Focus groups inform a web-based program to increase fruit and vegetable intake.
Sommaire de l'article
OBJECTIVE: To use focus groups to inform a web-based educational intervention for increased fruit and vegetable (FV) consumption. METHODS: Twelve groups (participants=137, aged 21-65) were recruited from four geographically diverse health systems. Four groups were stratified by gender and eight by race (white and African American) and gender. Questions included perceptions of healthy eating, factors that encourage or serve as barriers to FV consumption and features preferred for a web-based educational intervention. RESULTS: Though knowledgeable about healthy eating, participants did not know how to achieve or always care about healthy nutritional choices.

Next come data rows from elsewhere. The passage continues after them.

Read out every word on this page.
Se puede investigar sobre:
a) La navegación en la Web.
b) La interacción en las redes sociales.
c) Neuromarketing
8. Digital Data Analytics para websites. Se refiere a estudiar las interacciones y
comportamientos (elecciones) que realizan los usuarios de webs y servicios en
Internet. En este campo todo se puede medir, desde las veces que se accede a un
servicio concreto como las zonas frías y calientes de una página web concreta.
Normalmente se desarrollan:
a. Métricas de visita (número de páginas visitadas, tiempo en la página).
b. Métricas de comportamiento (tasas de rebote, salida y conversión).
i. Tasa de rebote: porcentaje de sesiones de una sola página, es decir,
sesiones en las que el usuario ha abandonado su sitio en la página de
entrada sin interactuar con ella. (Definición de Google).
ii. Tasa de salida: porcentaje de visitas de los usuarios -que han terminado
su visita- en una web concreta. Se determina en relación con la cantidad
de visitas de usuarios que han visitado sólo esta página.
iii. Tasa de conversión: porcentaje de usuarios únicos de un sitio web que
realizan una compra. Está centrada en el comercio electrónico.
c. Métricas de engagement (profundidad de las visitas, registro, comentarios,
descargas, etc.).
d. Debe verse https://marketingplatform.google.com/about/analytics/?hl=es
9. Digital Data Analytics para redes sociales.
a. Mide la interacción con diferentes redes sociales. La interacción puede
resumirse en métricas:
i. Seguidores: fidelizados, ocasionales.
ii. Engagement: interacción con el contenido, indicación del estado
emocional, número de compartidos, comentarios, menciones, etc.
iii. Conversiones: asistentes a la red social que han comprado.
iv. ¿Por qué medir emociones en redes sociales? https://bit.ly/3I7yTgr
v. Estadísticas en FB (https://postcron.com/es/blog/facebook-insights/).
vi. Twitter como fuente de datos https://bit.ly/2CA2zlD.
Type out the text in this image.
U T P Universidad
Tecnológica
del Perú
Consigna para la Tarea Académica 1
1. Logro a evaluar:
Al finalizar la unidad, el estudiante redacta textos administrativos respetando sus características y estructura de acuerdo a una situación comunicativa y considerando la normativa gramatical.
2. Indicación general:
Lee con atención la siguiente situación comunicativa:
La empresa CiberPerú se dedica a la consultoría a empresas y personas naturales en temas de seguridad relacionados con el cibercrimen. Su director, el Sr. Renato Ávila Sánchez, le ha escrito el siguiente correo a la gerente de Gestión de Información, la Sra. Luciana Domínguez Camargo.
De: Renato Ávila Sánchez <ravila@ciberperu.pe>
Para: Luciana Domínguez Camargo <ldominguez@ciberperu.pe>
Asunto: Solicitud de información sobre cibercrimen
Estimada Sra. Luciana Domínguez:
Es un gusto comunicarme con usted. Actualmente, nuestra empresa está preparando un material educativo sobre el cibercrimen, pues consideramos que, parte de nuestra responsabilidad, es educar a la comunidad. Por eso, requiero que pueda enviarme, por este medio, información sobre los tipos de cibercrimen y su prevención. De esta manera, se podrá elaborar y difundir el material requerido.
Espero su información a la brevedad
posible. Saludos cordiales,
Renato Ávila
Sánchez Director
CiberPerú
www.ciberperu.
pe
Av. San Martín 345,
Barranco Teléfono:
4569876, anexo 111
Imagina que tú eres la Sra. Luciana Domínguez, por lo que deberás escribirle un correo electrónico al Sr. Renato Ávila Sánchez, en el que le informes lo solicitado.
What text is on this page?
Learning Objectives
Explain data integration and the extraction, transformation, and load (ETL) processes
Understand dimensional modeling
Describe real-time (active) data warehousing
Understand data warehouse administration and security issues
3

Motivators for FV consumption included being role models and health concerns. Barriers included: lack of time, expense and FV availability. Website preferences included: visuals, links, tailored materials, menu suggestions, goal setting assistance, printable summaries and built in motivation. The developers incorporated nearly all suggestions. CONCLUSION: Focus groups provided needs-based tactical strategies for an online, education intervention targeting factors to improve FV consumption. PRACTICE IMPLICATIONS: Focus groups can provide valuable input to inform interventions. Further, web-based programs’ abilities to offer information without time or geographic constraints, with capacity for tailoring and tracking progress makes them a valuable addition in the arsenal of efforts to promote healthy behaviors.